ALBANY – The state Public Service Commission approved on Thursday compromise increases in electric and gas rates for Central Hudson, which had initially sought a much higher hike.

Beginning July 1, average monthly electric bills for Central Hudson’s residential customers will rise by $9.81 over three years and gas bills by $15.35 over three years under a joint proposal reached during negotiations between Central Hudson and parties to its rate increase case, including consumer and environmental organizations.

Monthly electric bills will increase by $1.46 the first year, $3.31 the second and $5.04 in the third year. Gas bills will also be subject to a phased-in increase, beginning with $2.54 the first year and rising by $5.59 and $7.22 for the second and third years.

Eligible low-income customers will receive monthly discounts totaling $31 million over three years, and Central Hudson will also reduce a fixed $24 monthly charge for electricity by $4.50 over three years and its $26 charge for gas by $1.75.

The proposal also calls for the elimination of fees for payments made by debit and credit cards and at walk-in locations and boost to energy-efficiency programs.

Central Hudson had initially sought a one-year $63.4 million increase in revenues from electric rates and a $22.2 million increase in gas revenues.

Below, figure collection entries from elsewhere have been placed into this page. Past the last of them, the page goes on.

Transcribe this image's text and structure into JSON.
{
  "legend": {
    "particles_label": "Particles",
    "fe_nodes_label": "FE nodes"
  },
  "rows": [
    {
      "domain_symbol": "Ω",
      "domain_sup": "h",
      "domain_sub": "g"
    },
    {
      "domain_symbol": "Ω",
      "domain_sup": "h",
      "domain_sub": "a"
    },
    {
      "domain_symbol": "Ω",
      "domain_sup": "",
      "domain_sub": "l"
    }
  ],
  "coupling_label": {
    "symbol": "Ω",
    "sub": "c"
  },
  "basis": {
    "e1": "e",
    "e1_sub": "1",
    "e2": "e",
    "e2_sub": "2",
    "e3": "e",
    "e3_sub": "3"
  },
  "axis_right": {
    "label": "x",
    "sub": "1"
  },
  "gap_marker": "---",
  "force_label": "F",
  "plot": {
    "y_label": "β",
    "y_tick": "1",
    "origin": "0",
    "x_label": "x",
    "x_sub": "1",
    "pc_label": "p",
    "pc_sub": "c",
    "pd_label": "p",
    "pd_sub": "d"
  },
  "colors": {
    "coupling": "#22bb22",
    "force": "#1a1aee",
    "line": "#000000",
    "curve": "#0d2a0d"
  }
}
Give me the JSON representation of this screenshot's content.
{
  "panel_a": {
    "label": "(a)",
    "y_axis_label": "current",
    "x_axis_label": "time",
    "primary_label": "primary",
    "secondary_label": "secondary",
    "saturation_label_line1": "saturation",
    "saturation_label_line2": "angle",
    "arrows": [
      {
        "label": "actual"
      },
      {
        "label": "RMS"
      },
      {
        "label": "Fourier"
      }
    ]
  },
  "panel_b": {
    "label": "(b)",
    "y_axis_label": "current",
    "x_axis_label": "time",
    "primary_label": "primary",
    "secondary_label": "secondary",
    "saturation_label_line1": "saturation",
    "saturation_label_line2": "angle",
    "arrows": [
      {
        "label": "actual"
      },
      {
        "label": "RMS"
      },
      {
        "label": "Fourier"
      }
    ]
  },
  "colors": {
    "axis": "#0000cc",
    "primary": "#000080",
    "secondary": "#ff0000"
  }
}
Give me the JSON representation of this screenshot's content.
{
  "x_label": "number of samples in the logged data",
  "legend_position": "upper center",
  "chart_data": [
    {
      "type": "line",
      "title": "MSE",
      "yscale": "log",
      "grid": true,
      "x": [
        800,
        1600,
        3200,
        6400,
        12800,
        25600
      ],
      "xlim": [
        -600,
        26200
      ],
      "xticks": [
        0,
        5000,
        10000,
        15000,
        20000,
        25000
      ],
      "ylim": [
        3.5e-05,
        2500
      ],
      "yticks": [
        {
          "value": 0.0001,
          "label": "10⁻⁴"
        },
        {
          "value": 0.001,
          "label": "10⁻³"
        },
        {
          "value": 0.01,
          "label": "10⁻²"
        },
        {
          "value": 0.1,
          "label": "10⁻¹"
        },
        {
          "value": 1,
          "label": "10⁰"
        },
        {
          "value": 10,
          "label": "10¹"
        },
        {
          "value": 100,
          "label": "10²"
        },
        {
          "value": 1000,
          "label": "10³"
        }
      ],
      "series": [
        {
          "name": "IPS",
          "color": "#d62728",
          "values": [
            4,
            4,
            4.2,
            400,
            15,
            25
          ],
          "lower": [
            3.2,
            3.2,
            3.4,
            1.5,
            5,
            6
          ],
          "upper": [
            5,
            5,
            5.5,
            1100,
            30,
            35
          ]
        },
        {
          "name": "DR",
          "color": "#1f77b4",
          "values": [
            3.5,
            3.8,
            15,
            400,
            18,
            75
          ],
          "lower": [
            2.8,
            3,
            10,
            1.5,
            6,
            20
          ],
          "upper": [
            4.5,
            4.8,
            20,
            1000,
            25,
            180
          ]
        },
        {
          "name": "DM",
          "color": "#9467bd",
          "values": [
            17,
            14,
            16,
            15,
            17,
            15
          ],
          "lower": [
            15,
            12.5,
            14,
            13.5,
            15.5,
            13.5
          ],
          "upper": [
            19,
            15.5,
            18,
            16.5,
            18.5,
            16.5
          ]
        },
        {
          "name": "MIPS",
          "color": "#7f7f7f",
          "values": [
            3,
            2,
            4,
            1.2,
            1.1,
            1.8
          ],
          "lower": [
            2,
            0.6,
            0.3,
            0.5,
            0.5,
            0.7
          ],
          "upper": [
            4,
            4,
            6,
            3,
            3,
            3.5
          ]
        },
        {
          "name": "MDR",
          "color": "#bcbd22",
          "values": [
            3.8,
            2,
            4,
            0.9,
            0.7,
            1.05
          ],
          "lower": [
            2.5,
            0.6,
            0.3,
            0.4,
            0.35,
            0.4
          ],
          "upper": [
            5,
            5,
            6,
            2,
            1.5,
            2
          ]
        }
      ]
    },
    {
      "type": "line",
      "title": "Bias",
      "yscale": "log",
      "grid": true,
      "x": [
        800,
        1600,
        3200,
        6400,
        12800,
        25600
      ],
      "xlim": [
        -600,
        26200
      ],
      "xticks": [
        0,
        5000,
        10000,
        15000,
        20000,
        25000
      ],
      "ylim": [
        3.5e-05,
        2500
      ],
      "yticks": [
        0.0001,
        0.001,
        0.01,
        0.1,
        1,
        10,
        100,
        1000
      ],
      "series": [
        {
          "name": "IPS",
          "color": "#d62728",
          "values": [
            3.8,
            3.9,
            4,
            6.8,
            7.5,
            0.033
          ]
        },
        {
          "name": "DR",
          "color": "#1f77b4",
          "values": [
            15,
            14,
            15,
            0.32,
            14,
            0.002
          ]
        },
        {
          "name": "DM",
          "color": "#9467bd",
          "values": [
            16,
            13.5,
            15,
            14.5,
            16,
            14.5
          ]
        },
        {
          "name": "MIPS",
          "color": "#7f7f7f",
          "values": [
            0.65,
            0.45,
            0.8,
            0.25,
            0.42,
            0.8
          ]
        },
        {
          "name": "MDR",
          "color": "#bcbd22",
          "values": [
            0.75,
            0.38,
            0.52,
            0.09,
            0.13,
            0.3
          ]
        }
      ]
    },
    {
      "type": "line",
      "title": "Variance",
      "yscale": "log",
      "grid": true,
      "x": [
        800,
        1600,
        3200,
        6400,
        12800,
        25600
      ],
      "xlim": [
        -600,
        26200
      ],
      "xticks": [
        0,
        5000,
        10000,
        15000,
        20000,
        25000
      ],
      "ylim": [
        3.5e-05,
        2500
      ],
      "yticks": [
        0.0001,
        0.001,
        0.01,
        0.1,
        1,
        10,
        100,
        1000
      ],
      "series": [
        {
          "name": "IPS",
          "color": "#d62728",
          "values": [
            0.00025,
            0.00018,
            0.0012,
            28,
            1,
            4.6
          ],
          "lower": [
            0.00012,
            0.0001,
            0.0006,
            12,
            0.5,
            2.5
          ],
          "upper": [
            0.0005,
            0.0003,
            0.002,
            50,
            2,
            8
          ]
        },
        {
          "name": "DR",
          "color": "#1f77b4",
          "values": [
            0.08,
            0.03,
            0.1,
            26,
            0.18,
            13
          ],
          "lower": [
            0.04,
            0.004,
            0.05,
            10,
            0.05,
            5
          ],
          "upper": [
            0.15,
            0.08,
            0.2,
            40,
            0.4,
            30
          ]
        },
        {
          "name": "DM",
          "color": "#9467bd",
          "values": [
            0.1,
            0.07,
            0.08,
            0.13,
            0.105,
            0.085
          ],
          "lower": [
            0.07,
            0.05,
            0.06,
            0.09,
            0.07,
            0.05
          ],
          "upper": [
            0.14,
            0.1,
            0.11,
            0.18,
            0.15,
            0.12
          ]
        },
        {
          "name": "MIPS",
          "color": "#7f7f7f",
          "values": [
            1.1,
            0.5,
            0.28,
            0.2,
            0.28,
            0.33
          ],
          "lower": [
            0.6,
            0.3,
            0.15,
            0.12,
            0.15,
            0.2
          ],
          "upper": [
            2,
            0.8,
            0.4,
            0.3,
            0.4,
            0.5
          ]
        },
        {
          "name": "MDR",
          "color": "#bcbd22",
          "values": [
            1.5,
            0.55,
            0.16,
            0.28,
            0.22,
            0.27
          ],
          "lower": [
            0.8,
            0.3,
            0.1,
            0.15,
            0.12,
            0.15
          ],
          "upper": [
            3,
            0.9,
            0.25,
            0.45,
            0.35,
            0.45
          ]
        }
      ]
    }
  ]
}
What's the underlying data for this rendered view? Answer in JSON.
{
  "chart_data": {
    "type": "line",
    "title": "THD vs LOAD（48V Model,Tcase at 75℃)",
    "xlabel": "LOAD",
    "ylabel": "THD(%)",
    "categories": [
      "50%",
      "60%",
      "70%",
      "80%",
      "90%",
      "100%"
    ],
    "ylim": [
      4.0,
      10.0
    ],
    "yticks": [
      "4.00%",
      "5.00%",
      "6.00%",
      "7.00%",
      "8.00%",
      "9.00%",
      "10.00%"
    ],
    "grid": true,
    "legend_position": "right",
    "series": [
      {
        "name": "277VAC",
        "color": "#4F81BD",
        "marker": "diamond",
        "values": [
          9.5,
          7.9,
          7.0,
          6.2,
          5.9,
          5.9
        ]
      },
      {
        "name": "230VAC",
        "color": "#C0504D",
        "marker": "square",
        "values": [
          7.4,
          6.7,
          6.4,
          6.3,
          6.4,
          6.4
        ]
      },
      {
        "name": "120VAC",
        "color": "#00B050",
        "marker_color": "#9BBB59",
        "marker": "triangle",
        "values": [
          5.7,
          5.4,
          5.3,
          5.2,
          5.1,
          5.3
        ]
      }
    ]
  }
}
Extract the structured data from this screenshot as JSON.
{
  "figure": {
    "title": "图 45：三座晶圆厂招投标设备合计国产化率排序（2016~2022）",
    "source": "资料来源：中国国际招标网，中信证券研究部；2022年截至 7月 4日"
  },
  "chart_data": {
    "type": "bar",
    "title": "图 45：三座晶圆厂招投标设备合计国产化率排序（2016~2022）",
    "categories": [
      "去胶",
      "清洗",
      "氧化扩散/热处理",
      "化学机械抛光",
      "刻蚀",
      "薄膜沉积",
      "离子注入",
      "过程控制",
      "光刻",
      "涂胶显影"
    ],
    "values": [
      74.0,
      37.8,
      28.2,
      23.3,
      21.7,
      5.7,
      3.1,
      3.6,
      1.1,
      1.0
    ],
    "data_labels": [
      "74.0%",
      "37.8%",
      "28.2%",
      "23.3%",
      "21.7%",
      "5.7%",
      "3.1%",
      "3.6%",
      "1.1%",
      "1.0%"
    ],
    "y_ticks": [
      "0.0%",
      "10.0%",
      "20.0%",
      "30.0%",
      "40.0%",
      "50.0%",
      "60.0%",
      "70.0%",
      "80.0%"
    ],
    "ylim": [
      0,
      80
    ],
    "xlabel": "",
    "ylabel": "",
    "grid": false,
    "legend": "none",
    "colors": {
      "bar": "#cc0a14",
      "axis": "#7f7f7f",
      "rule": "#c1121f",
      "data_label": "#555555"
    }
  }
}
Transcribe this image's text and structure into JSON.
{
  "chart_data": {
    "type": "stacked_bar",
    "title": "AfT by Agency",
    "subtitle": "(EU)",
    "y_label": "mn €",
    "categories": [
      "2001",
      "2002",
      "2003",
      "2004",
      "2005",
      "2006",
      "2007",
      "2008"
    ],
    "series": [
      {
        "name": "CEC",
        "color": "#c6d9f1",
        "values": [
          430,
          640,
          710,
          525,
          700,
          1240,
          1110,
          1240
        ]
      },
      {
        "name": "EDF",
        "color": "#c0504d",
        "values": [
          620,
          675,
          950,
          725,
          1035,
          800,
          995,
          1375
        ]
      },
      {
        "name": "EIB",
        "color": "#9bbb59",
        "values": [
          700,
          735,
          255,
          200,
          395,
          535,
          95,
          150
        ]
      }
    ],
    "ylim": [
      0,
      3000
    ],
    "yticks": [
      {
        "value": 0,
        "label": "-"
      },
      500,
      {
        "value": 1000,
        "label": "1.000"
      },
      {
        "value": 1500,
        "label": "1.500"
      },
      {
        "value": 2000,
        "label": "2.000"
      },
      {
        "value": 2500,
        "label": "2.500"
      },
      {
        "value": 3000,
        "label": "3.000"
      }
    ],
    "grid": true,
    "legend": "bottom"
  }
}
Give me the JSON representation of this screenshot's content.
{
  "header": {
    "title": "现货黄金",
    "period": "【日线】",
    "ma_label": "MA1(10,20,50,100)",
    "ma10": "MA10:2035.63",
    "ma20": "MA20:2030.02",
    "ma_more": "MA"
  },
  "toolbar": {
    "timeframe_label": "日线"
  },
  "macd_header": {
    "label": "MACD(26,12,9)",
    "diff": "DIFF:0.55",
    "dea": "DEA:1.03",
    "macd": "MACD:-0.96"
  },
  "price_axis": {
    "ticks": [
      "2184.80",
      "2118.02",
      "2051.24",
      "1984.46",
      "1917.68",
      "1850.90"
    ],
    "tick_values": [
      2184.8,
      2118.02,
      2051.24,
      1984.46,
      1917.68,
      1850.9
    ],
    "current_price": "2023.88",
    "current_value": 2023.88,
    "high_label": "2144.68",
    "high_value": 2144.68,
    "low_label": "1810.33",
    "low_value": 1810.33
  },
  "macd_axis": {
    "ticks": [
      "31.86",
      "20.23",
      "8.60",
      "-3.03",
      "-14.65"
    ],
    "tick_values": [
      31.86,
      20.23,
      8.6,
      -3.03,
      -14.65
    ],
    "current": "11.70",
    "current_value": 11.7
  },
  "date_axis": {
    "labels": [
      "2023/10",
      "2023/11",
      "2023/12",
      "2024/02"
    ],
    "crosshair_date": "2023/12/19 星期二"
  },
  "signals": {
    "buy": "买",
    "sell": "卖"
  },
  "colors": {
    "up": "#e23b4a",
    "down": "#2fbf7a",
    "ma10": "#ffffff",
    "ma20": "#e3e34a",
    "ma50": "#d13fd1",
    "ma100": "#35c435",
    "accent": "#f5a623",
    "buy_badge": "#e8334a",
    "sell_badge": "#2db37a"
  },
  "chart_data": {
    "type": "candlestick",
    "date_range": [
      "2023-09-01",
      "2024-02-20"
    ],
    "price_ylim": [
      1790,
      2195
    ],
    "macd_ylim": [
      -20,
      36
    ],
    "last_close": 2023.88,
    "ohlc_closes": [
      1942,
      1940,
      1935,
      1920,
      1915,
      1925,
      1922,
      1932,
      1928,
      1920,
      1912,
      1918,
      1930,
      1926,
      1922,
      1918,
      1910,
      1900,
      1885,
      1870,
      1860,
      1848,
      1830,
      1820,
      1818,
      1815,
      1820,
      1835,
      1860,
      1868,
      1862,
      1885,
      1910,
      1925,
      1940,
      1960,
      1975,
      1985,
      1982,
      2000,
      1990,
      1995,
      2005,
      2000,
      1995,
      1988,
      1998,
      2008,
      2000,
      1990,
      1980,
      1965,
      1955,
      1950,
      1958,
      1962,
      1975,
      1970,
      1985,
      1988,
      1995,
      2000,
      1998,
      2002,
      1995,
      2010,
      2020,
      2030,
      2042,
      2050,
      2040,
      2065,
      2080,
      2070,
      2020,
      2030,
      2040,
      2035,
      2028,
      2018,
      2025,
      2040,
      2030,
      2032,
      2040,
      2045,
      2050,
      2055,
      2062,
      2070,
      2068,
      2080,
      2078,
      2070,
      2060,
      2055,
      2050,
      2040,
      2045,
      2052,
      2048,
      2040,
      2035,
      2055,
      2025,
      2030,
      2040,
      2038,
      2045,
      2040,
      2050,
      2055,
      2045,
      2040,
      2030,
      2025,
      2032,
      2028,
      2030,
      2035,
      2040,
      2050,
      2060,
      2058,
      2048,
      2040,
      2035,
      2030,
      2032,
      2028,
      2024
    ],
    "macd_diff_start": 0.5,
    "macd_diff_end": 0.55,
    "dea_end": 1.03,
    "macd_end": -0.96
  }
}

Under the compromise, Central Hudson’s revenues from electric would increase by $19.7 million the first year, $18.6 million the second and by $25 million in the third year. Gas revenues would also increase over the next three years, by $6.6 million, $6.7 million and $8.2 million.

“The progressive plan that was adopted — endorsed with complete stakeholder support by environmental groups, large business customers, and the largest municipality in the region — includes a nation-leading affordability policy that substantially lowers bills for most low-income customers,” PSC Chairman John Rhodes said.